Southampton supervisors bring comment period to the fore

Published 9:22 am Friday, November 29, 2013

COURTLAND—The time for public comment at Southampton Board of Supervisors’ meetings has been brought from the end and put closer to the start. The action was unanimously approved by the supervisors during their regular Monday meeting.

Chairman Dallas Jones of the Drewryville District initiated the discussion.

“It’s a move in the right direction,” said Glenn Updike of the Newsoms District. Carl Faison of the Boykins District agreed, and suggested that a sign-up sheet be established.

“I think it discourages people,” said Dr. Alan Edwards of the Jerusalem District about the registration. He later told The Tidewater News that in his experience at school board meetings, signing up obligates people, and that seems to discourage them from speaking.

“People have told me that,” he said. “‘I don’t want to obligate myself, but if something strikes my fancy….’”

Edwards continued that allowing people just to come up to podium is a more open way of discussion. Further, he thinks having the public speak before supervisors vote on something makes a lot of sense, because the they will know what people feel beforehand, “rather than after things are solidified.”

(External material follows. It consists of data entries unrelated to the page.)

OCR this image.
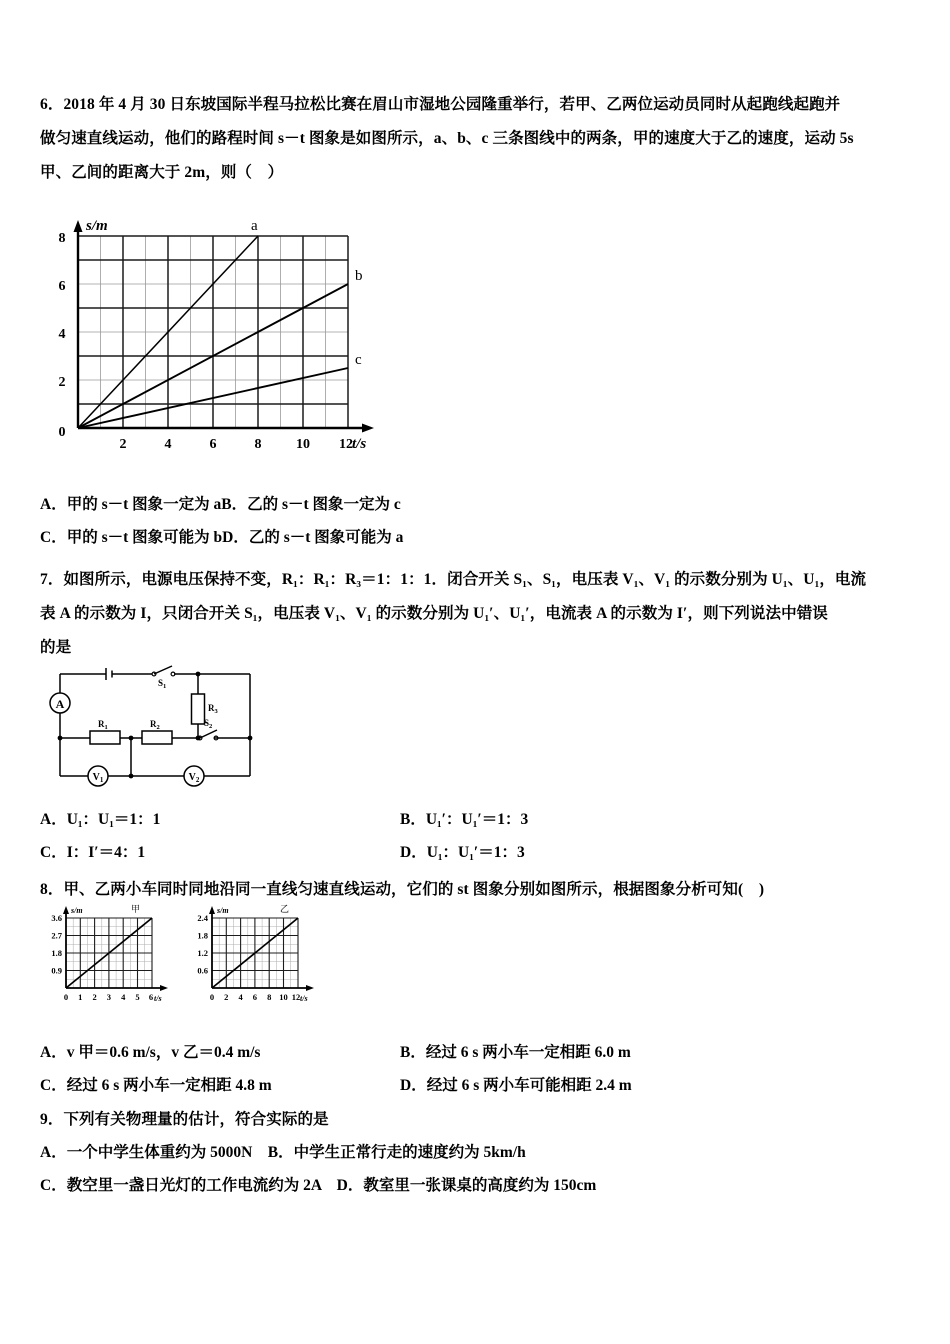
6．2018 年 4 月 30 日东坡国际半程马拉松比赛在眉山市湿地公园隆重举行，若甲、乙两位运动员同时从起跑线起跑并
做匀速直线运动，他们的路程时间 s－t 图象是如图所示，a、b、c 三条图线中的两条，甲的速度大于乙的速度，运动 5s
甲、乙间的距离大于 2m，则（　）
a
b
c
s/m
t/s
8
6
4
2
0
2	4	6	8 10 12
A．甲的 s－t 图象一定为 aB．乙的 s－t 图象一定为 c
C．甲的 s－t 图象可能为 bD．乙的 s－t 图象可能为 a
7．如图所示，电源电压保持不变，R₁：R₁：R₃＝1：1：1．闭合开关 S₁、S₁，电压表 V₁、V₁ 的示数分别为 U₁、U₁，电流
表 A 的示数为 I，只闭合开关 S₁，电压表 V₁、V₁ 的示数分别为 U₁′、U₁′，电流表 A 的示数为 I′，则下列说法中错误
的是
$S_1$
$S_2$
A
$R_1$	$R_2$
$R_3$
$V_1$	$V_2$
A．U₁：U₁＝1：1	B．U₁′：U₁′＝1：3
C．I：I′＝4：1	D．U₁：U₁′＝1：3
8．甲、乙两小车同时同地沿同一直线匀速直线运动，它们的 st 图象分别如图所示，根据图象分析可知(　)
s/m
t/s
甲
3.6
2.7
1.8
0.9
0 1 2 3 4 5 6
s/m
t/s
乙
2.4
1.8
1.2
0.6
0 2 4 6 8 10 12
A．v 甲＝0.6 m/s，v 乙＝0.4 m/s	B．经过 6 s 两小车一定相距 6.0 m
C．经过 6 s 两小车一定相距 4.8 m	D．经过 6 s 两小车可能相距 2.4 m
9．下列有关物理量的估计，符合实际的是
A．一个中学生体重约为 5000N　B．中学生正常行走的速度约为 5km/h
C．教空里一盏日光灯的工作电流约为 2A　D．教室里一张课桌的高度约为 150cm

Edwards added that he’s flexible about when the comment period is set. He recalled that the opportunity for comment was started several years ago, and was done during his 26 years on the Southampton Planning Commission.

“People don’t necessarily want you to solve their problems, but they do expect you to listen,” said Edwards.

Barry Porter of the Franklin District said also he favors being able “to hear input before we vote on any matter.”

He hopes that the public will come to the meetings with ideas based on the agenda, which is available online.

“My comment was against signing up; that might discourage people from speaking. Obviously we want everyone to have their say.

Porter then made the motion to put the comment period after the approval of minutes, with Edwards seconding the motion. The board unanimously agreed with the provision to limit individuals to three minutes each for the time being; previously, there was a two-minute limit. Porter said that if the time becomes abused, then the board could take another look at the matter.

But at the citizens’ comment time that evening, one person objected to the move.

“You have suppressed my right to comment,” said John Burchett of Sebrell.

Jones assured him that he was welcome to keep coming to the meetings and speaking.